А как он это делает, не спрашивай, не знаю. Говорит, как поступить, что делать. И у того, кто его услышал, все получается. Ну, или он готовится к худшему. Не всегда же за счастьем или деньгами идут к Мэхилю, иногда и по скорбным делам: к чему быть готовым в этой непростой жизни.
Проведав Мэхиля с семьей, разобрав травки с крестницей, Елисеевна засобиралась на последний автобус, ехать домой, в город.

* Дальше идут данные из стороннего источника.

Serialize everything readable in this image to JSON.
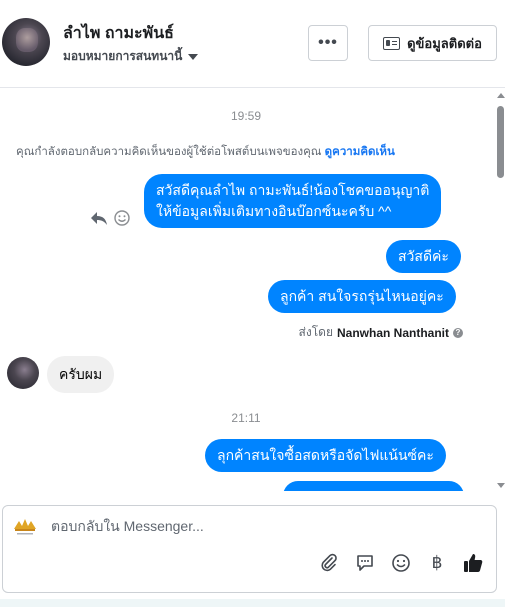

Провожая Елисеевну на остановку, Мэхиль, неся торбу, что собрала крестной хозяйственная Чарна – свежих яиц с десяток, мед, курочку ярко-желтую, жирную на крепкий осенний бульон, а яблоки румяные некропленые сама крестница в саду собрала – шел, угрюмо уронив на грудь голову, а на перекрестке дорог, у хаты Пацыки, прыткой соседки старухи-цыганки вдруг поднял голову да быстрым острым глазом зыркнул в сторону незанавешенного окна, откуда глядела печально и равнодушно владетельница покосившегося старого дома, заросшего виноградом диким и плющом, ворожка Пацыка. Елисеевна поздоровалась. Мэхиль приподнял кепку, чуть поклонившись. Пацыка даже не кивнула в ответ.
– Ах ты! Ах ты бедная… – только и вздохнул устало Мэхиль.
– Что Пацыка как туча? Даже не кивнула.
– Да опять дочь ее Катерина на милиционера своего жалуется. Столько лет живет с ним как жена, работает на него, а замуж он ее так и не берет. Только обещает… Знаешь? Ну тот, который когда-то саму Пацыку в колонию упек. За копеечную кражу. То ли кукурузу с поля воровала, то ли картошку. Когда вернулась она через два года, дом ее был разорен, обворован, все ее старинные цыганские украшения исчезли. Настоящие, золотые. Только и сохранила свои колдовские подвески, что на ней в тот день были. Вот она смириться не может и злится. Люди говорят, что дочь ее сама старуха уже почти, а позарилась на милиционерское добро. Много в его доме, говорят, барахла всякого, коллекционер он. Корнеев его фамилия. Слыхала?